Soil Blocking

Last spring, I transformed our dining room into a seed-starting project. We scooted between folding tables and chairs to get to the table to eat, and I had all my seed-starting supplies stacked here-and-there on half of the dining room table. Not the best scenario! I made a note to improve the process for 2021.

And then I discovered Lisa Mason Ziegler, of Instagram fame (I am just one of the 28,000 folks who watch her posts about her flower farm in Virginia).

She was talking about soil blocking and I was curious. So, I opened her website at and read all I could about it. I learned that soil blocking would cost me a little bit to get started (tools), but promised to be easy, save time, take up less space than my cell trays, and make the transplanting process into the garden gentle on my baby plants.

I ordered the 1” and 2” soil blockers from, and just a few months later, I saw Lynsey from Muddy Acres Flower Farm post a video on Instagram of her soil blocking project. It looked so easy-peasy! I couldn’t wait to get started on my own.

In April all we can do is dream and scheme about gardening where I live in Michigan. On April Fools Day this year it snowed! But it didn’t last long and last week I pulled out my new soil blocker tools, opened the bag of soil I had saved for this project, and got to work planting tomatoes and snapdragons.

I cleared a space on the kitchen counter and put soil in a 9×12 baking dish (it seemed the right depth and size).
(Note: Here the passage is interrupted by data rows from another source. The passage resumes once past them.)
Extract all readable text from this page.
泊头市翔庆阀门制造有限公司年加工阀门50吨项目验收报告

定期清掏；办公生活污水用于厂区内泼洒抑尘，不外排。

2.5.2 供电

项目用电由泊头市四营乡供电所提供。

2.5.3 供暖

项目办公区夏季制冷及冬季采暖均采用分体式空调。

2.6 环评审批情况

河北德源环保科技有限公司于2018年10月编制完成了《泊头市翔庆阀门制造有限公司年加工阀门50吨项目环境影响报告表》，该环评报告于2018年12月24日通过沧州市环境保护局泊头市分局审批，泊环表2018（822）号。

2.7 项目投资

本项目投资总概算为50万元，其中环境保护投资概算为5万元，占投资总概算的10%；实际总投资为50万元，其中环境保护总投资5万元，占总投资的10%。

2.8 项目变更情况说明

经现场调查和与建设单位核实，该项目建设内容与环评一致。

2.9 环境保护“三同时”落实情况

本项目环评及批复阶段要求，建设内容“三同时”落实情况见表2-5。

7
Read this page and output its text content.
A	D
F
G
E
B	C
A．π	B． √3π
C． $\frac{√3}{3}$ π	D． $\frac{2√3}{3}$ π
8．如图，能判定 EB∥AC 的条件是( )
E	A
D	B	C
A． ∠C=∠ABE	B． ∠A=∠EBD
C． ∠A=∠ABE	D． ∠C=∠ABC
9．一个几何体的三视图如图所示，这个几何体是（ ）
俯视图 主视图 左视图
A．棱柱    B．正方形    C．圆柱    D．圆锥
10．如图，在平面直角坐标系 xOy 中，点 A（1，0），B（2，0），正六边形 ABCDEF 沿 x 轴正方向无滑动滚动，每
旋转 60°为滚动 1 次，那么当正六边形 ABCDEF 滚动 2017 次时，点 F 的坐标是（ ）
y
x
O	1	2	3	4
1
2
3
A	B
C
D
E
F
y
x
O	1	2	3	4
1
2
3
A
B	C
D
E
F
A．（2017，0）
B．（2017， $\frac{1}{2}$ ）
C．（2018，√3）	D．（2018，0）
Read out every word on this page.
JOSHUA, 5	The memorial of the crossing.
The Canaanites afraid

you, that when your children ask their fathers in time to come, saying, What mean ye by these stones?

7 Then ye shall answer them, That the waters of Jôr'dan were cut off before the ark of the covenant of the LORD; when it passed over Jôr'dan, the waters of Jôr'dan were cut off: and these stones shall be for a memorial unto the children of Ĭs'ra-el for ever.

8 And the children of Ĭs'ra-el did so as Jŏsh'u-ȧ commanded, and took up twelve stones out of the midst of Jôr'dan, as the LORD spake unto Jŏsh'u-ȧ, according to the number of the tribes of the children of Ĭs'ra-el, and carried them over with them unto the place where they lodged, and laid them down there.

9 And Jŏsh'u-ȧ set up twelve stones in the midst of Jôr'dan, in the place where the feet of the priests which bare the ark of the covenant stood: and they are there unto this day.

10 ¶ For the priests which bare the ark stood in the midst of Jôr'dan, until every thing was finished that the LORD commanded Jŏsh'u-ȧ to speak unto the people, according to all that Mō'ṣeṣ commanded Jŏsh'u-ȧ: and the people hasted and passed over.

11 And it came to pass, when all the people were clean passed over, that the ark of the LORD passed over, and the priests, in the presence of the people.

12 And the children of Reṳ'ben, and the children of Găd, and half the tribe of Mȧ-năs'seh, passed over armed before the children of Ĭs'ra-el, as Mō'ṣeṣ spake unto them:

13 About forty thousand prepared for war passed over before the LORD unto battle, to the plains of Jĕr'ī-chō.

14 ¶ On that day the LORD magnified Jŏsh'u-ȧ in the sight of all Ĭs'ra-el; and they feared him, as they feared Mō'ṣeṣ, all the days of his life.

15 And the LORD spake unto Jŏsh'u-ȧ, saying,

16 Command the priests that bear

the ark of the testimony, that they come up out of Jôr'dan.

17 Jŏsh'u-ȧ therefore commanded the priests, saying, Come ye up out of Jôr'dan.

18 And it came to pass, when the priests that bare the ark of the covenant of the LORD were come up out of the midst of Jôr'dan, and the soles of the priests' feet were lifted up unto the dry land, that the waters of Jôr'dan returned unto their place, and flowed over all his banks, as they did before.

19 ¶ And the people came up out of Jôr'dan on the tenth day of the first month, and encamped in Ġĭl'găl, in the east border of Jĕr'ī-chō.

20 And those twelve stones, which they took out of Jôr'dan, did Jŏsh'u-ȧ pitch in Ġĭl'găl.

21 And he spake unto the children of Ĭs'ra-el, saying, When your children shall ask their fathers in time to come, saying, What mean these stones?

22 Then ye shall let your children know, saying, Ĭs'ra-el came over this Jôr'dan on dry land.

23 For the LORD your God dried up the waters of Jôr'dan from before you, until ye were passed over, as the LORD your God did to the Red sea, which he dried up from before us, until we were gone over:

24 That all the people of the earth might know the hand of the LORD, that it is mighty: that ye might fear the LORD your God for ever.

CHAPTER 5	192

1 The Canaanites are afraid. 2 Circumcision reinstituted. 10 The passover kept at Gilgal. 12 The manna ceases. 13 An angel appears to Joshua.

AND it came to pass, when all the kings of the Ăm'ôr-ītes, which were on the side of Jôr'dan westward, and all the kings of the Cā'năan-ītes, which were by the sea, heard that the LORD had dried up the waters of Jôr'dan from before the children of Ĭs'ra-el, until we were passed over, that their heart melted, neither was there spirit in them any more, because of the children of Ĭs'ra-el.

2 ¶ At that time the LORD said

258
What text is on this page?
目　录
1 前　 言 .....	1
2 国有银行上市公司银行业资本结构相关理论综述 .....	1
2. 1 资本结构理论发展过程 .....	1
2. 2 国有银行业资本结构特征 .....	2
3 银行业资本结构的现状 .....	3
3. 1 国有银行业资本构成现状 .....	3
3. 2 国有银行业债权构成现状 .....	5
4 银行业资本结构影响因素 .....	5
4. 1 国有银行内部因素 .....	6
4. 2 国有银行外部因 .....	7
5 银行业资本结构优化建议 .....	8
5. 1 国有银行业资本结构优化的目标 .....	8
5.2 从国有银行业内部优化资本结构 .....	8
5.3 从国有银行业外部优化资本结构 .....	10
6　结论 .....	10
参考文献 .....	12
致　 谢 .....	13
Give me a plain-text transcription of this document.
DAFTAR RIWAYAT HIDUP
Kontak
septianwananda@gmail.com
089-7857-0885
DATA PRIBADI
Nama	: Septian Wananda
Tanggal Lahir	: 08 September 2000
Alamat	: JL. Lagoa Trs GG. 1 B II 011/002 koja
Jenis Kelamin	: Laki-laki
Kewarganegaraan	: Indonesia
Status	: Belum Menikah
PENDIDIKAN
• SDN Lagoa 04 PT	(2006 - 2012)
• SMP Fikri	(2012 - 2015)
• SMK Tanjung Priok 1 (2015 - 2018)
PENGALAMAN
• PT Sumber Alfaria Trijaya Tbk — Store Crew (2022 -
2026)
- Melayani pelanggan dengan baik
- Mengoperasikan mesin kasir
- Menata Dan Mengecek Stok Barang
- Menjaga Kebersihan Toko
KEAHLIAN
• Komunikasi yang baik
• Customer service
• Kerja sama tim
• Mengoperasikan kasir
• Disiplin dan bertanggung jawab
I added water until I could squeeze a handful of soil and get some water to drip out. It only took a few tries with the soil blocking tool to learn what was too dry, what was too wet, and what was just right.

I stamped the soil blocks onto a plastic tray and then opened my first pack of seeds!

Each soil block had an indention in the top, so I dropped a seed (or two) into each. And just like that I had started my Black Krim tomatoes.

I had my operation set up on the counter for less than an hour, and then put everything away, including my starts on just one-half of one folding table in the sunny spot of the dining room. The dining room table is actually clear this year!

I can’t wait to show you how they grow and transplant into my garden beds!